Faculty Events

RLL Film Festive Poster.

6th Annual Big Buffalo Quebec Film Festival

In October 2018 the UB Humanities Institute and the Melodia E. Jones Chair Jean-Jacques Thomas co-sponsored an international symposium, Buffalo: Transatlantic Crossroads of a Critical Insurrection /Carrefour transatlantique d’une insurrection critique,” held at the Buffalo-Niagara Marriott. Video production of participants’ speeches complete, and are available on the web at https://vimeo.com/album/5785586. Thanks are due to the UB faculty members and administrators from the College of Arts and Sciences, Romance Languages and Literature, Visual Studies, English and Comparative Literature who chaired the panels and introduced the speakers.

Fall 2018 Performance Research Workshop events coordinated by RLL Associate Professor of French Christian Flaugh with Ariel Nereson (Theatre & Dance) and Lindsay Brandon Hunter (Theatre & Dance) included: “Playing With Arts and Identity in the Theatre of Koffi Kwahulé,” Judith G. Miller (New York University); “Beautiful Tangles: Neo-Futurism, Truth, and the Brain,” Chloe Johnston (Lake Forest College, Chicago Neo-Futurists); and “Staging Creolization: Renewing the Theatrical Activism of Edouard Glissant,” Emily Sahakian (University of Georgia).

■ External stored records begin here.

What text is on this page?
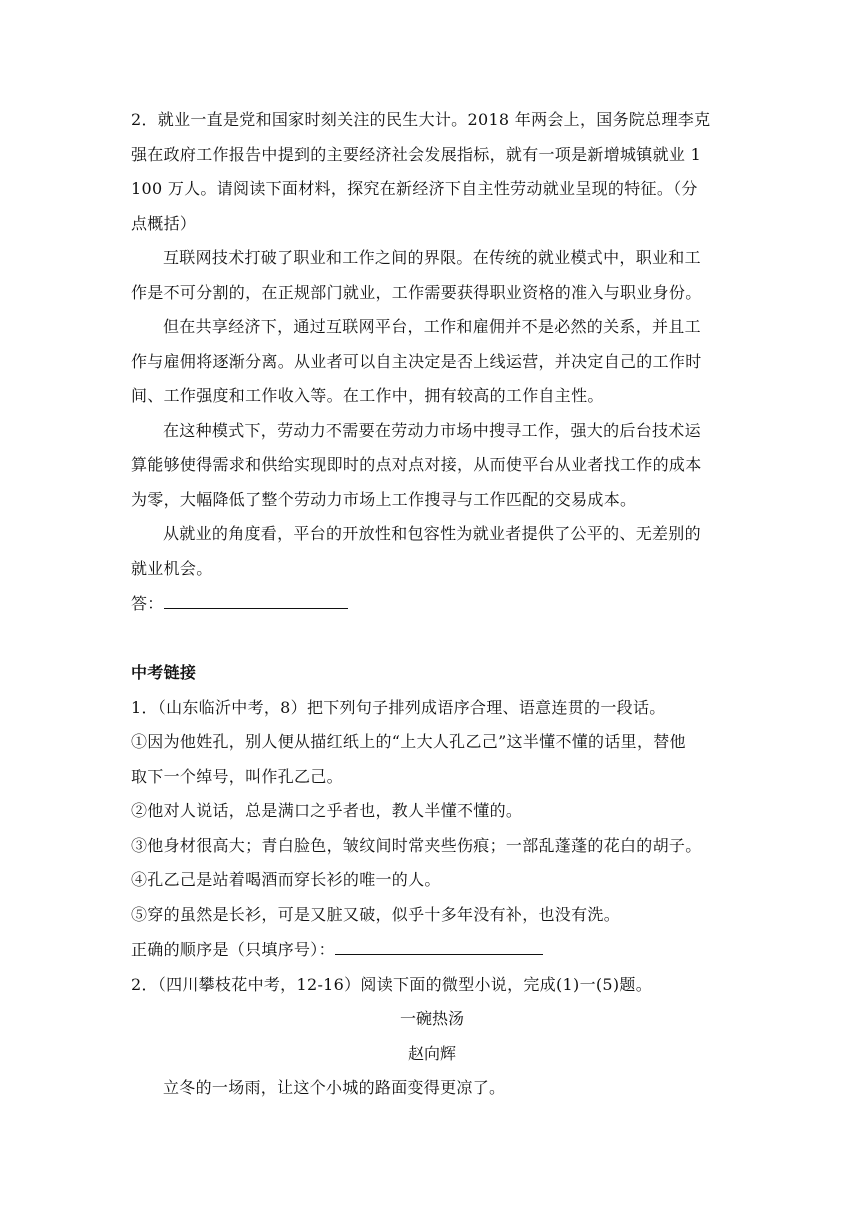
2．就业一直是党和国家时刻关注的民生大计。2018 年两会上，国务院总理李克
强在政府工作报告中提到的主要经济社会发展指标，就有一项是新增城镇就业 1
100 万人。请阅读下面材料，探究在新经济下自主性劳动就业呈现的特征。（分
点概括）
互联网技术打破了职业和工作之间的界限。在传统的就业模式中，职业和工
作是不可分割的，在正规部门就业，工作需要获得职业资格的准入与职业身份。
但在共享经济下，通过互联网平台，工作和雇佣并不是必然的关系，并且工
作与雇佣将逐渐分离。从业者可以自主决定是否上线运营，并决定自己的工作时
间、工作强度和工作收入等。在工作中，拥有较高的工作自主性。
在这种模式下，劳动力不需要在劳动力市场中搜寻工作，强大的后台技术运
算能够使得需求和供给实现即时的点对点对接，从而使平台从业者找工作的成本
为零，大幅降低了整个劳动力市场上工作搜寻与工作匹配的交易成本。
从就业的角度看，平台的开放性和包容性为就业者提供了公平的、无差别的
就业机会。
答：
中考链接
1．（山东临沂中考，8）把下列句子排列成语序合理、语意连贯的一段话。
①因为他姓孔，别人便从描红纸上的“上大人孔乙己”这半懂不懂的话里，替他
取下一个绰号，叫作孔乙己。
②他对人说话，总是满口之乎者也，教人半懂不懂的。
③他身材很高大；青白脸色，皱纹间时常夹些伤痕；一部乱蓬蓬的花白的胡子。
④孔乙己是站着喝酒而穿长衫的唯一的人。
⑤穿的虽然是长衫，可是又脏又破，似乎十多年没有补，也没有洗。
正确的顺序是（只填序号）：
2．（四川攀枝花中考，12-16）阅读下面的微型小说，完成(1)一(5)题。
一碗热汤
赵向辉
立冬的一场雨，让这个小城的路面变得更凉了。
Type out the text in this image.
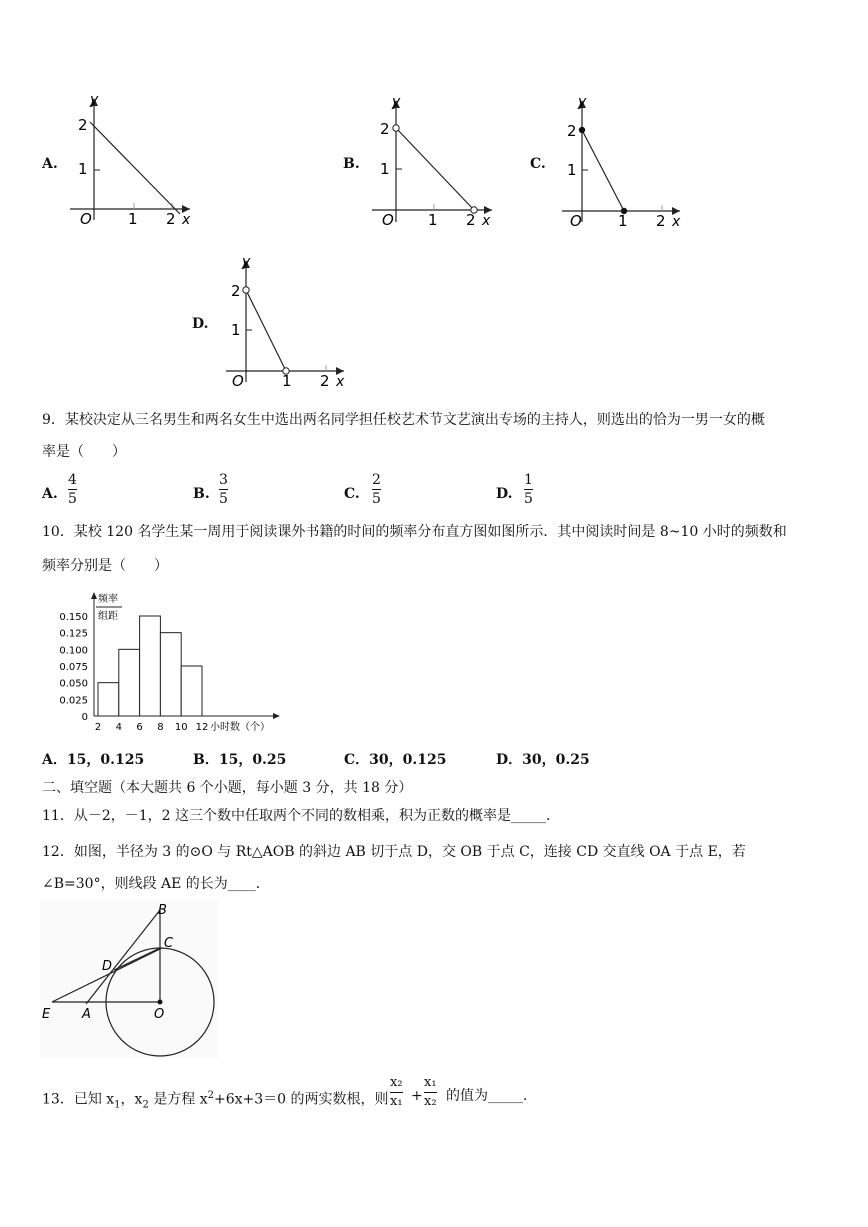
A.
y
2
1
O 1 2 x
B.
y
2
1
O 1 2 x
C.
y
2
1
O 1 2 x
D.
y
2
1
O	1 2 x
9．某校决定从三名男生和两名女生中选出两名同学担任校艺术节文艺演出专场的主持人，则选出的恰为一男一女的概
率是（　　）
A.
4
5	B.
3
5	C.
2
5	D.
1
5
10．某校 120 名学生某一周用于阅读课外书籍的时间的频率分布直方图如图所示．其中阅读时间是 8~10 小时的频数和
频率分别是（　　）
频率
组距
0.150
0.125
0.100
0.075
0.050
0.025
0
2 4 6 8 10 12 小时数（个）
A．15，0.125	B．15，0.25	C．30，0.125	D．30，0.25
二、填空题（本大题共 6 个小题，每小题 3 分，共 18 分）
11．从－2，－1，2 这三个数中任取两个不同的数相乘，积为正数的概率是_____．
12．如图，半径为 3 的⊙O 与 Rt△AOB 的斜边 AB 切于点 D，交 OB 于点 C，连接 CD 交直线 OA 于点 E，若
∠B=30°，则线段 AE 的长为____．
B
C
D
E A	O
13．已知 $x_1$，$x_2$ 是方程 $x^2+6x+3=0$ 的两实数根，则
x₂
x₁ +
x₁
x₂ 的值为_____．
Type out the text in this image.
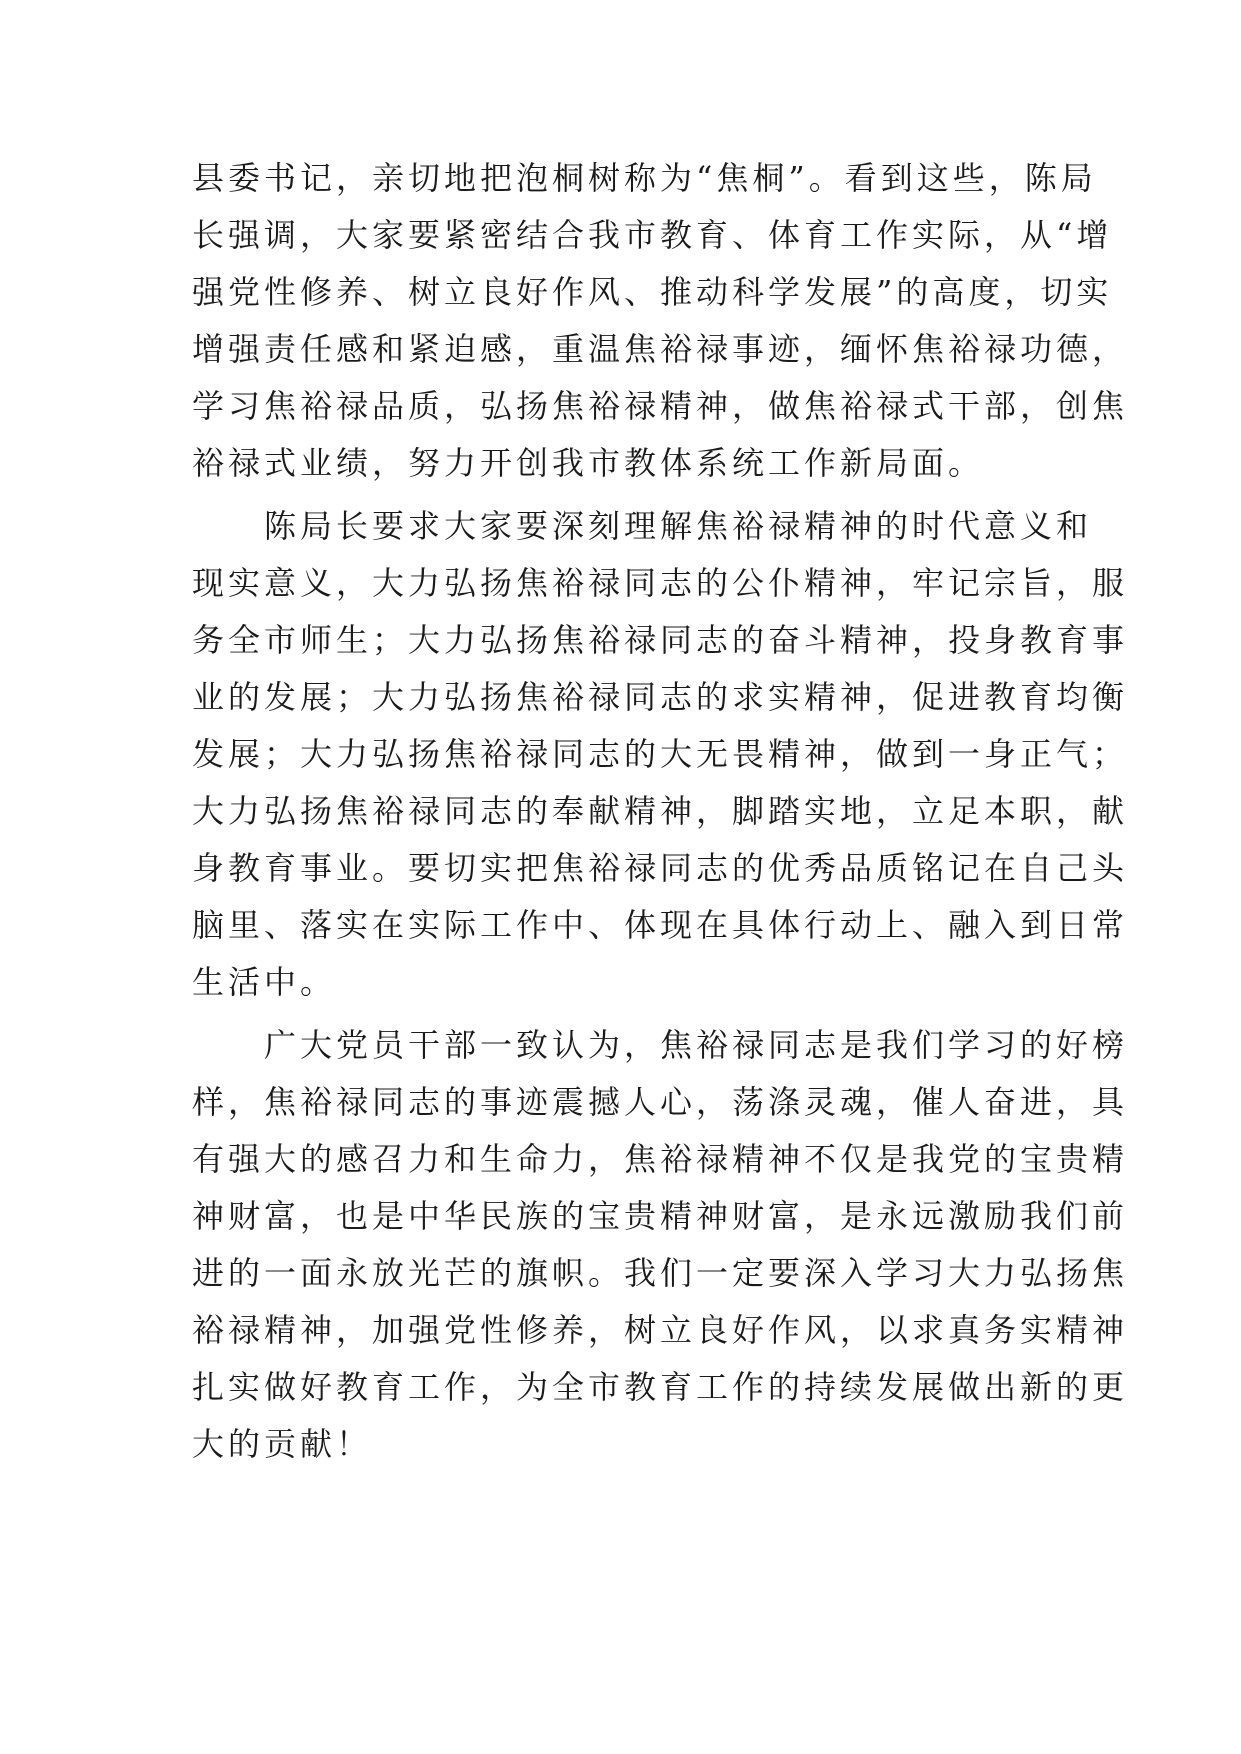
县委书记，亲切地把泡桐树称为“焦桐”。看到这些，陈局
长强调，大家要紧密结合我市教育、体育工作实际，从“增
强党性修养、树立良好作风、推动科学发展”的高度，切实
增强责任感和紧迫感，重温焦裕禄事迹，缅怀焦裕禄功德，
学习焦裕禄品质，弘扬焦裕禄精神，做焦裕禄式干部，创焦
裕禄式业绩，努力开创我市教体系统工作新局面。
　　陈局长要求大家要深刻理解焦裕禄精神的时代意义和
现实意义，大力弘扬焦裕禄同志的公仆精神，牢记宗旨，服
务全市师生；大力弘扬焦裕禄同志的奋斗精神，投身教育事
业的发展；大力弘扬焦裕禄同志的求实精神，促进教育均衡
发展；大力弘扬焦裕禄同志的大无畏精神，做到一身正气；
大力弘扬焦裕禄同志的奉献精神，脚踏实地，立足本职，献
身教育事业。要切实把焦裕禄同志的优秀品质铭记在自己头
脑里、落实在实际工作中、体现在具体行动上、融入到日常
生活中。
　　广大党员干部一致认为，焦裕禄同志是我们学习的好榜
样，焦裕禄同志的事迹震撼人心，荡涤灵魂，催人奋进，具
有强大的感召力和生命力，焦裕禄精神不仅是我党的宝贵精
神财富，也是中华民族的宝贵精神财富，是永远激励我们前
进的一面永放光芒的旗帜。我们一定要深入学习大力弘扬焦
裕禄精神，加强党性修养，树立良好作风，以求真务实精神
扎实做好教育工作，为全市教育工作的持续发展做出新的更
大的贡献！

Associate Professor of Italian Laura Chiesa organized the April 8, 2019 Symposium, “Sounds: Avant Garde, Modernism and Fascism” in conjunction with the HI Modernisms Research Workshop, HI “Humanities to the Rescue,” and the BPO Kurt Weill festival. The symposium featured keynote talks by Kim Kowalke (University of Rochester), Jacques Lezra (UC Riverside), and Peter Szendy (Brown University), as well as performances of selected Kurt Weill’s musical works by faculty and students of UB’s Department of Music.

Assistant Professor of French Fernanda Negrete invited guest speaker Margaret Iversen to lecture on contemporary women artists and psychoanalysis on April 10 and 11, 2019, funded through the Center for the Study of Psychoanalysis and Culture and an Honors College Faculty Fellow course infusion fund. Iversen’s presentations were “Cornelia Parker’s Transitional Objects, “ and “Moyra Davey: Fifty Minutes.”

As part of the Early Modern Research Workshop’s two-year thematic focus on violence, Assistant Professor of Spanish Henry Berlin and Erik Seeman (History) co-organized a one-day event entitled Early Modern Violence: A Symposium, examining the distinctive aspects of violence in the 15th-18th centuries. Presenters were Susan Juster (Michigan, History); Hal Langfur (UB, History); Nicole Legnani (Princeton, Spanish and Portuguese), and Cynthia Nazarian (Northwestern, French and Italian). Panels were moderated by Carla Mazzio (UB, English) and Assistant Professor of Spanish Stephanie Schmidt. The event was brought to a close with a roundtable moderated by Associate Professor of French Amy Graves Monroe.

Each year the Department of Romance Languages and Literatures sponsors an event highlighting Spanish-language culture, thanks to the generous contributions of Father Patrick Zengierski. This year’s lecture focused on ‘Immigrants, Refugees, and Populists.’ In a day-long series of events, UB students, faculty and the Buffalo community gathered to dialogue on current issues facing refugees and immigrants in Latin America, Europe and the United States. ‘The Immigration Paradox,’ a documentary film created by Lourdes Lee Vasquez (director) and Bryan Vasquez (producer) was introduced by the creators, who also participated in a community roundtable discussion following the film screening. Professor Sebastiaan Faber of Oberlin College gave an invited presentation of refugee issues in the Iberian context. We thank both Father Zengierski and the UB Humanities Institute for their co-sponsorship of the event.

“The Worth of Women,” a theatrical work by the 16th century noblewoman Moderata Fonte. The UB Italian Language Fund, the Department of Romance Languages and Literatures, the HI Performance Research Workshop, the HI Early Modern Workshop and the UB Gender Institute co-sponsored a performance of a 16th century dialogue between seven Venetian noblewomen on gender issues and the responsibilities of husbands and father. With an introductory presentation by Professor Sarah G. Ross of Boston University entitled, “Performing Feminism in Renaissance Venice,” the performance brought to campus the New York City-based Kairos Italy Theatre for the first time. Thanks are due to Assistant Professor of Italian Paola Ugolini for organizing this event.

The Melodia E. Jones Chair also sponsored the 6th Annual Big Buffalo Quebec Film Festival April 10-12, 2019. This year’s invited guest was Academy Award winner M. Sylvain Bellemare, sound-design engineer for the film industry. Films screened were Jésus de Montréal; Les Aimants, Un crabe dans la tête; and Incendies.